Las obras de Bernardo Cappa tienen la virtud de introducir al espectador en ambientes que rebasan los límites del escenario. Y esto se debe a que los conflictos en juego están íntimamente ligados al espacio por donde circulan los personajes. En «Amor y Tiros», por ejemplo, una guarida subterránea daba albergue a una misión policial y a un conflicto de pareja; mientras que en «La verdad», el público acompaña a tres frustrados viajeros durante una extensa madrugada, junto a una tienda de camping.

La sensación de estar a la intemperie se agudiza bajo esa penumbra nocturnal, apenas interrumpida por el uso de algunas linternas. La noche lo envuelve todo, desdibuja los límites entre escenario y platea, y coloca al espectador en la situación de alguien que espía.

En la carpa conviven Hugo (Ricardo Tamburrano) y Helena (Soledad Piacenza), una pareja en crisis, y Luis (Christian García), amigo de Hugo y reciente divorciado. La situación es incómoda: los dos hombres se jactan de ser escritores y compiten entre exageradas muestras de afecto. Helena, en cambio, está harta de los dos. Desprecia sus peroratas intelectuales y los contradice con una lógica absurda e hilarante.
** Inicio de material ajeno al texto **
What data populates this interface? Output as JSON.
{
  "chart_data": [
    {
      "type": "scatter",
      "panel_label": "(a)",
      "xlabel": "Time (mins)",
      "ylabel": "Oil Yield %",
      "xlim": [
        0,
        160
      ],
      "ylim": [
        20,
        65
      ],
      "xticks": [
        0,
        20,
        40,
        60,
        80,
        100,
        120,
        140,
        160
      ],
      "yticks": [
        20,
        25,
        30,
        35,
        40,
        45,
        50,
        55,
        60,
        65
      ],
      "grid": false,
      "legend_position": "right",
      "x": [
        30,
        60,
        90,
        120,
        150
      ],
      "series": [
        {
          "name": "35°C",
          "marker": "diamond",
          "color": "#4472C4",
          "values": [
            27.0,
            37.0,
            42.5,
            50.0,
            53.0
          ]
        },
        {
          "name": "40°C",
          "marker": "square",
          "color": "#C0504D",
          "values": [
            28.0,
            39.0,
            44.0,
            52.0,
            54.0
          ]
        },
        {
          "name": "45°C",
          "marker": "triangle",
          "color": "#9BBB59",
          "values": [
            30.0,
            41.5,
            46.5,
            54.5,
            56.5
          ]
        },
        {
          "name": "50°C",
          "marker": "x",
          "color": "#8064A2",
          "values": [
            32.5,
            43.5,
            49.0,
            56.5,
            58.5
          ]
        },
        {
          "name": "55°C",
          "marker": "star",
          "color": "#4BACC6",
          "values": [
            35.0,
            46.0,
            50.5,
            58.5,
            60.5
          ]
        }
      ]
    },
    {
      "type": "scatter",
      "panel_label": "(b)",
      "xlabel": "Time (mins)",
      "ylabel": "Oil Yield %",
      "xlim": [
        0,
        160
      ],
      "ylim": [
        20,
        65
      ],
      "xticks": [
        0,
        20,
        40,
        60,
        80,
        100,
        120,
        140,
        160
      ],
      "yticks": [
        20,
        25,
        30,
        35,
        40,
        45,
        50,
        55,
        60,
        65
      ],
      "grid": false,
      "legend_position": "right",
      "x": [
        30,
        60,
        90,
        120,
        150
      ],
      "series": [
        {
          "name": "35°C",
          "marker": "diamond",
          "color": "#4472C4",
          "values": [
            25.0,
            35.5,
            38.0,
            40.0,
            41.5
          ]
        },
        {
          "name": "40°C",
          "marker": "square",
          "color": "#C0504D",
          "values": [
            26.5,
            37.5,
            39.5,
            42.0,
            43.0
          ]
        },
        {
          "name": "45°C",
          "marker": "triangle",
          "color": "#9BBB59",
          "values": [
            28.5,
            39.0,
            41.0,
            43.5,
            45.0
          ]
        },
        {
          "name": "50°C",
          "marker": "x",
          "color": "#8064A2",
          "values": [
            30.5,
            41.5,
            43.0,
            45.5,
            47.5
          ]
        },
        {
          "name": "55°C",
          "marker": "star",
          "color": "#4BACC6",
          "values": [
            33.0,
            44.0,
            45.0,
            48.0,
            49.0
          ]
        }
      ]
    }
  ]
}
Por otro lado, es una seductora incorregible que nunca se hace cargo de sus histeriqueos.

Luego de este inicio en clave de comedia -y cuando ya todos duermen en calma- surge un nuevo conflicto con la aparición de dos extraños visitantes de traje oscuro (Martín Bertani y Yamil Chadad) conductores de un Fairlane que no quiere arrancar. Su pedido de ayuda suena amenazante y algunas de sus expresiones parecen trasladar la acción a los años 70, por ejemplo cuando afirman que están esperando «a Perón». Pero sólo se trata de una broma, entre otros engaños que irán enturbiando la situación hasta volverla cada vez más extraña y cambiante.

En un tercer giro argumental, los dos matones revelarán su verdadera misión (el traslado de una figura icónica de la Argentina, un cuerpo que podría ser el de Evita o el de Mirtha Legrand). Y aquí la trama deriva en un desenlace fantástico que habilita múltiples lecturas.

Más allá de estas divertidas peripecias, la pieza toca varios temas ligados a nuestra historia y a nuestra idiosincrasia y lo hace con humor crítico y a través de excelentes interpretaciones.